Setelah membahas bagaimana menghasilkan posisi bersatu di China, para pemimpin mengeluarkan komunike akhir yang sangat kritis yang menyelidiki apa yang bagi China beberapa masalah paling sensitif, termasuk juga Taiwan.
Kebangkitan kembali China sebagai kekuatan global terkemuka dianggap sebagai salah satu peristiwa geopolitik paling signifikan akhir-akhir ini, di samping jatuhnya Uni Soviet pada 1991 yang mengakhiri Perang Dingin.
Presiden Joe Biden menyebut China sebagai pesaing strategis utama dan telah berjanji untuk menghadapi pelanggaran ekonomi China dan melawan pelanggaran hak asasi manusia.
G7 juga menyerukan studi Fase 2 Covid-19 Origins yang transparan dan dipimpin oleh para ahli termasuk di China, yang akan diselenggarakan oleh Organisasi Kesehatan Dunia.
"Kami belum memiliki akses ke laboratorium," kata Biden kepada wartawan, dikutip dari Reuters.
Biden mengatakan belum pasti apakah kelelawar berinteraksi dengan hewan dan lingkungan menyebabkan Covid-19 ini, atau apakah itu eksperimen yang serba salah di laboratorium.
Sebelum kritik G7 muncul, China dengan tegas memperingatkan para pemimpin G7 bahwa hari-hari ketika kelompok negara kecil memutuskan nasib dunia sudah lama berlalu.
Biden mengatakan demokrasi berada dalam kontes global dengan 'pemerintah otokratis', dan bahwa G7 harus memberikan alternatif yang layak.
G7 yang terdiri dari Amerika Serikat, Jepang, Jerman, Prancis, Inggris, Italia, dan Kanada mengatakan prihatin tentang kerja paksa dalam rantai pasokan global termasuk di sektor pertanian, surya, dan garmen.

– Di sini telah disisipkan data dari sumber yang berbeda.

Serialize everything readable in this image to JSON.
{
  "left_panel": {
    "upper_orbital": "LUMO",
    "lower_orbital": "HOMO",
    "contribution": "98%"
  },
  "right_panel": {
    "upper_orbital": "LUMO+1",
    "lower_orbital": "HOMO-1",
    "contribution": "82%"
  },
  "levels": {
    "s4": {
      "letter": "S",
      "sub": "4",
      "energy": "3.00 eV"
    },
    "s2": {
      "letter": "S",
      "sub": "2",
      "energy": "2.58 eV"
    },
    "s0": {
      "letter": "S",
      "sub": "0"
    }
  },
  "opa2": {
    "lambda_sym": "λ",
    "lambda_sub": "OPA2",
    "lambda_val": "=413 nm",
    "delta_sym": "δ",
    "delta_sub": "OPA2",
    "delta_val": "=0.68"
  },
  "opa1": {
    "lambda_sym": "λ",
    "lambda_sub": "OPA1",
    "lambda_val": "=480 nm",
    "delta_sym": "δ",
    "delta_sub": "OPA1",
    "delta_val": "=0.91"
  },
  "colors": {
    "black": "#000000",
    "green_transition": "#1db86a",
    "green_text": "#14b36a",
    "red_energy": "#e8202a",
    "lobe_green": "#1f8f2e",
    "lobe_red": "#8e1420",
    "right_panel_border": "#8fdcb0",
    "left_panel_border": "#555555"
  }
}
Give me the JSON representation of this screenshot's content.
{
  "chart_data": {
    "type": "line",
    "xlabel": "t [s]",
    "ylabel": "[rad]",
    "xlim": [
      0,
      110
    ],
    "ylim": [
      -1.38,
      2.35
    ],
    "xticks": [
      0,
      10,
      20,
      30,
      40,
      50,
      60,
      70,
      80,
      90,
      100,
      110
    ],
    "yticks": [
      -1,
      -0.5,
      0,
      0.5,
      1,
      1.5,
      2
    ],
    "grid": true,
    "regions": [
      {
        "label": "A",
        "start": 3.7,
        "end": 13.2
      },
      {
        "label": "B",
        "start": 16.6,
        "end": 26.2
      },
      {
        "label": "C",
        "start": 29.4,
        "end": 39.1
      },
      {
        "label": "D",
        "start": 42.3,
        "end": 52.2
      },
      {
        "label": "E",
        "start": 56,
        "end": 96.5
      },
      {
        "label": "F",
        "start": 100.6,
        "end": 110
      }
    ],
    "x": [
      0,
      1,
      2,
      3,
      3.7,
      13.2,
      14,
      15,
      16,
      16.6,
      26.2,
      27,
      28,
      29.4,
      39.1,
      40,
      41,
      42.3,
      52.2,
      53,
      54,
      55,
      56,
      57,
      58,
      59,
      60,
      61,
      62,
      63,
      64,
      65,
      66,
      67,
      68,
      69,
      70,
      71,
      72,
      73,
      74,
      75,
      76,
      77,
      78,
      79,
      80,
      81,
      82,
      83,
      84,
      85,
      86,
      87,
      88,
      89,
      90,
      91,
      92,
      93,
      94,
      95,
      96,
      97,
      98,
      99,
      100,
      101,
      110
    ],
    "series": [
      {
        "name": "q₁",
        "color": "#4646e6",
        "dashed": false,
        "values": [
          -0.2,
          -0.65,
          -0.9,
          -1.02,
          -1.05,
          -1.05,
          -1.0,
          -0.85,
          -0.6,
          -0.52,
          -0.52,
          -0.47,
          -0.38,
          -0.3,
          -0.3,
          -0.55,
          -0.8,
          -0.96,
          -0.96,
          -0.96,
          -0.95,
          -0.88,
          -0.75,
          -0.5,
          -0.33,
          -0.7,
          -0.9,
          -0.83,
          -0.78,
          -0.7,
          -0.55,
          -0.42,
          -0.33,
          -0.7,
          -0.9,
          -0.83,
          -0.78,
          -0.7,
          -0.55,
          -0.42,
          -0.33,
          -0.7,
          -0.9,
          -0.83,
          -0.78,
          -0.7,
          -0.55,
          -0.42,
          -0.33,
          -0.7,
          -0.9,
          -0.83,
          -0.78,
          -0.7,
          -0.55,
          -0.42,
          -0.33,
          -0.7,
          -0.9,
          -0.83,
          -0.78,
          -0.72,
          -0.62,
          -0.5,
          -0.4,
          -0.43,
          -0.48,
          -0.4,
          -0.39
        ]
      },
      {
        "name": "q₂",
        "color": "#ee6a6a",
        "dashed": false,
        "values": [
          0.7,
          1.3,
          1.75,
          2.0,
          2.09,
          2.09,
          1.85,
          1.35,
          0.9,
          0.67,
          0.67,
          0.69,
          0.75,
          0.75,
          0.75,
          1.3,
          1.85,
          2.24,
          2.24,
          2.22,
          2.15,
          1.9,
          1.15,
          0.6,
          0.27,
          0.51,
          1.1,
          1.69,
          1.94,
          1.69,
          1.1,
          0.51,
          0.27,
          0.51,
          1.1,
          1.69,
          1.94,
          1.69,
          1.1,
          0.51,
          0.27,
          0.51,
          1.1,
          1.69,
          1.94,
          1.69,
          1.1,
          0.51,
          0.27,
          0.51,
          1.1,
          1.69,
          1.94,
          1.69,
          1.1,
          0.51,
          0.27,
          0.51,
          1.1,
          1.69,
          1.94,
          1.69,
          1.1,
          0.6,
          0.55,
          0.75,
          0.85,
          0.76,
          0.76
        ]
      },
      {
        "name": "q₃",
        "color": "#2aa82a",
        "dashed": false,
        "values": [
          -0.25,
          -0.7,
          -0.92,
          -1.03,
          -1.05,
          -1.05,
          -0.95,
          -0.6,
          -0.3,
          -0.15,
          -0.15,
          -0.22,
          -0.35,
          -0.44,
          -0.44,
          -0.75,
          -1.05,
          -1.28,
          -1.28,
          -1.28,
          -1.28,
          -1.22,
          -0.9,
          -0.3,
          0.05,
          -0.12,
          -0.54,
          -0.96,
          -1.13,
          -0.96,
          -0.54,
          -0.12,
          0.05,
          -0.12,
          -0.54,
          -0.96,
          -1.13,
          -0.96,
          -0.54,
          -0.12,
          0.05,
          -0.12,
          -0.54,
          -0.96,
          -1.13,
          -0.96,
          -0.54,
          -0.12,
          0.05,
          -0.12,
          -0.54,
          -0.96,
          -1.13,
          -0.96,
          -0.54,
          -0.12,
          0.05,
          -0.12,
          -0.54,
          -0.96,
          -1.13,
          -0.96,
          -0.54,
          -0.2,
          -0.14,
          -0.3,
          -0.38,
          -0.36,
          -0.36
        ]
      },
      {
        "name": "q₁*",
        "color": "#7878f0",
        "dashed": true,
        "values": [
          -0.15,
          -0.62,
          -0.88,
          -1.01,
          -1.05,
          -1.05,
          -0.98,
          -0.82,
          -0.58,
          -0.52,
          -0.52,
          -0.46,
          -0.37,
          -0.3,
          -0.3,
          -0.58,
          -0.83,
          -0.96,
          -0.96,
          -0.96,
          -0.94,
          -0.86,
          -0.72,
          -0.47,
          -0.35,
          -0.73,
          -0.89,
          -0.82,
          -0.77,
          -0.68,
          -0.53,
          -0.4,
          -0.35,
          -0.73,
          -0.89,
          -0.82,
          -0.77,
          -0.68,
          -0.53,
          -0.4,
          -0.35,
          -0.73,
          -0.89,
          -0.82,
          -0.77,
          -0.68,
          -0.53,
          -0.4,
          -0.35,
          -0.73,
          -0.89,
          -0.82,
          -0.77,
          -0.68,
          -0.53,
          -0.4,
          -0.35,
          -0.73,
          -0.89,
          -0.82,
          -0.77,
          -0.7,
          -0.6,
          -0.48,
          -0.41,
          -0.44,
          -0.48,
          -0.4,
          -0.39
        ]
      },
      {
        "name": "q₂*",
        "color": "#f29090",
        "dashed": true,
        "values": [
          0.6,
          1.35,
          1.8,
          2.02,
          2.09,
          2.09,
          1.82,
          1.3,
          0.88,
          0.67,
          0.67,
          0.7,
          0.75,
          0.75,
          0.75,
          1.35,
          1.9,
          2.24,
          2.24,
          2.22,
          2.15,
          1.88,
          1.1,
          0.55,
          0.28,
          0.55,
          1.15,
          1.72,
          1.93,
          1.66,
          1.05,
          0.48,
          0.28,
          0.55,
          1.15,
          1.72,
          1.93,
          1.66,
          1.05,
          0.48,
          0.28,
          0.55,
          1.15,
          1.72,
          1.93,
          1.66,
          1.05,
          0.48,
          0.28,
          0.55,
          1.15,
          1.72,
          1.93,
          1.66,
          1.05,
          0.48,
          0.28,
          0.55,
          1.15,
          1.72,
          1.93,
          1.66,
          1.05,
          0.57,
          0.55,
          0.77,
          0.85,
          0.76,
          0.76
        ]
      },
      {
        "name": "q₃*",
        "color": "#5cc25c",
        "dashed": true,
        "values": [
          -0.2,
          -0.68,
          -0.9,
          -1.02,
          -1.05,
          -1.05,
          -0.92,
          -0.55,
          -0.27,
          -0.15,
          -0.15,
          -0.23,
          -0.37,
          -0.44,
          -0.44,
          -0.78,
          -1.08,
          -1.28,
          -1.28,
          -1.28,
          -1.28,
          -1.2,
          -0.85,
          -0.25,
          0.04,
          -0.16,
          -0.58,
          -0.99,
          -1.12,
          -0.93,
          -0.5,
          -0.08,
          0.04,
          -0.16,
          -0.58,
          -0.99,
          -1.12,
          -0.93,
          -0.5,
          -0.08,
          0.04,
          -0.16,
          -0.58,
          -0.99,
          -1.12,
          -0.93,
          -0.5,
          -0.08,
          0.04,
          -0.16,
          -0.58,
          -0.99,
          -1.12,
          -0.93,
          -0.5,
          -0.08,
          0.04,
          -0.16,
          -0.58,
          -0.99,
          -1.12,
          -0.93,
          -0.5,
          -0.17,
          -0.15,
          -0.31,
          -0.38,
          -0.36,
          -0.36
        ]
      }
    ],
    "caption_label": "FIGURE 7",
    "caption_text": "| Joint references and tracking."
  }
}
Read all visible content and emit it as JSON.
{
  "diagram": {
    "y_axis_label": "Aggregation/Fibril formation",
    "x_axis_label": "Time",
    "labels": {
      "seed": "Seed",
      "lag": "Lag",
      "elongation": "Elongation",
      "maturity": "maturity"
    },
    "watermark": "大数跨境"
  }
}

Pakar PBB dan kelompok hak asasi memperkirakan bahwa lebih dari satu juta orang, terutama Uyghur dan minoritas Muslim lainnya, telah ditahan dalam beberapa tahun terakhir di sistem kamp yang luas di Xinjiang di barat laut China.
Namun, China menyangkal semua tuduhan kerja paksa atau pelecehan.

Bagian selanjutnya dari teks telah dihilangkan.